Why switch to local AI?
By decision of the Rectorate, sensitive data as defined by Swiss law must not be processed in cloud solutions. The use of a local model is the recommended alternative.
Commercial LLMs (ChatGPT, Claude, Google, Gemini, etc.) send queries and files to external data centres. With LM Studio + Gemma 3n E4B, everything happens on your computer:
- 100% Open Source: All code, model weights, and tools are freely available, editable, and open to audit—offering total transparency and empowering users to retain full control of their data.
- No data is transmitted to remote servers: your information stays with you (the model works entirely offline).
- Indispensable for sensitive data as defined by Swiss law (health data, political or religious opinions, data relating to criminal proceedings, etc.). Also suitable for private documents or those subject to official secrecy, complementing institutional Microsoft Copilot Chat.
- Performance now credible against commercial solutions: Gemma 3n E4B reaches a score of nearly 1300 on Arena, while the latest cloud models are at ~1500.
- Controlled energy consumption: On a MacBook Air M2 (~20 W), the inference process (prompt + response) uses significantly less energy than a server equipped with an Nvidia H100 GPU (~700 W), which is commonly used for commercial models.
Install LM Studio
- Download the free app at https://lmstudio.ai.
- Run the installer, then open LM Studio. No account is required.
Add the gemma-3n-E4B model
- In the LM Studio search bar (Discover), type gemma-3n-E4B.
- Click Download to copy the template (a few GB) to your computer.
- Once the download is complete, click Load to load it.

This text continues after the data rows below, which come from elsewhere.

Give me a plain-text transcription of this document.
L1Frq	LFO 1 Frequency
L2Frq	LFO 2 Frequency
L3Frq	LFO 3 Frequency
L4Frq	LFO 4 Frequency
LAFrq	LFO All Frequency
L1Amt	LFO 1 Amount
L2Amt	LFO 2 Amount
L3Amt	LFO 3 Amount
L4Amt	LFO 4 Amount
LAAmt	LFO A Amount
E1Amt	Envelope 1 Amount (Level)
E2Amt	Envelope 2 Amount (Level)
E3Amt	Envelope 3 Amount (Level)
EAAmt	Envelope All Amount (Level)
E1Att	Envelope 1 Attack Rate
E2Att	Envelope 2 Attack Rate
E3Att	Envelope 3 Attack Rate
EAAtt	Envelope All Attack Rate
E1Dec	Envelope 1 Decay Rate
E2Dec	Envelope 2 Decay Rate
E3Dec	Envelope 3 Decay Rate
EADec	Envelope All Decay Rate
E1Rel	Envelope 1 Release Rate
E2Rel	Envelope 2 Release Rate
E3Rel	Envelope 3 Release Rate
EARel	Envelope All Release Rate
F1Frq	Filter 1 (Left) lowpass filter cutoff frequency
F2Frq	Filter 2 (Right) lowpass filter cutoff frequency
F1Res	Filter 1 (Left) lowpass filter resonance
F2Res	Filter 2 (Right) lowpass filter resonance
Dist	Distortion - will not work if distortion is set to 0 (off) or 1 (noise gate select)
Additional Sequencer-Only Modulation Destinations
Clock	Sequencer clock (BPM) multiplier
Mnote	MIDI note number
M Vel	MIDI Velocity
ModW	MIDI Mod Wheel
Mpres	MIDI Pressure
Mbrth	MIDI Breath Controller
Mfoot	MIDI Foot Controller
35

Work in complete confidentiality
Drag and drop your PDFs, DOCXs, or internal reports into the chat window (wait for the document to load). LM Studio indexes and queries your documents without them leaving your computer. For sensitive data, this is currently the only approach compliant with UNIL requirements, as no data leaves your workstation.

Why choose the local Gemma 3n E4B model?
- Third generation “nano” (3n): designed to run on consumer PCs without specialised hardware.
- E4B: Effective 4 Billion — approximately 4 billion parameters, a small model designed for smartphones and PCs.
- GGUF format: single, ready-to-use file, already quantised, recognised by all major front-ends (LM Studio, Ollama, GPT4All, etc.).
- Optimal weight/performance balance: about 4 billion parameters (E4B) are sufficient to achieve a score of around 1300 on Arena (https://arena.ai/leaderboard) – versus ~1500 for the very latest cloud models.
- MLX Compatibility (Apple library): makes the most of Mac’s M-Series chips.
- Official details: https://deepmind.google/models/gemma/gemma-3n/
Possible alternatives
Possible alternatives include Ollama and GPT4All. For those new to local AI, LM Studio remains the most accessible option. Other open source models can also be found on Hugging Face. On the latest machines with more than 16go of RAM, installing gpt-oss-20b from OpenAI is also an option.
The Central IT Services can also make local models available on its own infrastructure, offering an alternative to installations on personal workstations.